By this time, tears were streaming down my cheeks too. For, I was scared. I was scared, because, I realized that even though I had been lucky enough to survive not being the popular girl, my children might not be so fortunate. I was grateful that I had had the resources to figure out that being cool wasn’t the end-all of everything, that academic achievement and a confidence in my own dreams and ambitions and talents would get me far. And I had been fortunate to grow up in India, where I did not face the kind of pressures my children face in America today.

Recent violent incidents like the shootings at Santana and Columbine High Schools and a young man’s foiled plot to bomb a community college in the San Francisco Bay Area, all have one thing in common; alienated youth who were not accepted within the cliques of their peers.

I cried as I tried to explain to my son why some people are more popular than others, because I realized that as an adult, I encounter cliquishness almost every day, and that even though I have succeeded despite it, it still hurts.

Cliquishness is what gets you ahead in America today. I see it at work, where it is called by a different name; “networking.” When you look closely at the so-called “networks” in most workplaces, however, you realize that they aren’t based on professional connections; instead they consist of groups of “cool” people who wear similar clothes, have the same hobbies, and hang out together in the same places after work. And a part of the “coolness” consists in excluding others.

When we moved to a somewhat “yuppie” town of Albany a year and a half ago, because of its good school district, my children and I were to discover that breaking into this new community was not easy. As a result, my older son has already had his social struggles in middle school, where alienation is the norm.

No wonder that most recent violent episodes have occurred, not in inner city schools, but in upper-middle class settings. For, despite pretensions of political correctness, most upper class parents today live exclusive lives. To them, diversity is an abstract political construct; they might oppose discrimination, but they socialize exclusively with people of the same class, race, and economic status. And by their deeds, they send to their children an implicit message; that exclusiveness is okay.

To top it off, children with learning disabilities or other special needs in most public schools today are continually subjected to “zero tolerance policies” and punishments such as not being able to attend school dances or graduations, while the rewards for good behavior happen to be scant.

Listening to George W. Bush’s words in response to the latest tragedy, I was struck by the distinctions he made between the good guys and the bad, the righteous and the evil, “the right and the wrong.” But the truth is that there is little difference between the perpetrators and the victims in many such violent incidents, except that the former happen to be social rejects, while the latter constitute the popular, cool students.

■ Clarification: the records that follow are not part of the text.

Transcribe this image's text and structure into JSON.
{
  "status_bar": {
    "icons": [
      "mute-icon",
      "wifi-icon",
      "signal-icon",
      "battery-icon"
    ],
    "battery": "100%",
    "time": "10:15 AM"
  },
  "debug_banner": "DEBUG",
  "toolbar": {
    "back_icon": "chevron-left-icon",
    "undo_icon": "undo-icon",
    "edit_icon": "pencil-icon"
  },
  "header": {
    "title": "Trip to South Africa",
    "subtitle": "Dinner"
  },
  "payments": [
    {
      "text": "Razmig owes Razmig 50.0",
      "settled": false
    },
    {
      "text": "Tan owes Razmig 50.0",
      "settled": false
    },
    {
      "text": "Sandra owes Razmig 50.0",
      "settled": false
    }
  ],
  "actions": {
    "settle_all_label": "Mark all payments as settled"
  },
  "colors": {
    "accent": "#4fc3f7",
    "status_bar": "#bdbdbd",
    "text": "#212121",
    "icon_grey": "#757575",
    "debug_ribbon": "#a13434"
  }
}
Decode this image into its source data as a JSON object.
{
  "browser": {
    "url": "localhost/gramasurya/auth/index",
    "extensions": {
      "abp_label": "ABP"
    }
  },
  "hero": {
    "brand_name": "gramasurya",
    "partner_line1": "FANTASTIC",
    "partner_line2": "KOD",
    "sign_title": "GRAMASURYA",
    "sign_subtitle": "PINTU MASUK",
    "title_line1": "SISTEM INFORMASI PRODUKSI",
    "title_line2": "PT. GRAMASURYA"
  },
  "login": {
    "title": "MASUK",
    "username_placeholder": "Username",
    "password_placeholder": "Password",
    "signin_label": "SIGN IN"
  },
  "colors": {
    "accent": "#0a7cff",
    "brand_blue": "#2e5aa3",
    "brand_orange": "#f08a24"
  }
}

What is characteristically lacking in the aftermath of such episodes is a sense on the part of the students, the parents, and the community, that “but for the grace of God, go I.”

California police, for example, are already discussing the prosecution of the teenager responsible for the Santana rampage as an adult. Yet I know that somewhere in the soul of that juvenile is a child horribly hurt by rejection.

I do not own guns. And although my children are just as fascinated by the culture of sex and violence that pervades television, video games, and internet chat rooms today, I pray that they will not resort to violence simply because they feel rejected by their peers at times.

And every day, I praise my children’s special gifts. I appreciate my younger son’s talent for music and the arts. When the clique of high-schoolers across the street teases my older son for washing the car, I tell him that his very hard work and family loyalty will make him a good employee, husband, and father some day.

But most of all, I hope that my love will be enough to keep at bay the kind of despair that the children of Columbine and Santana must have experienced before killing some of their own peers.

Sarita Sarvate writes commentaries for Pacific News Service and KQED.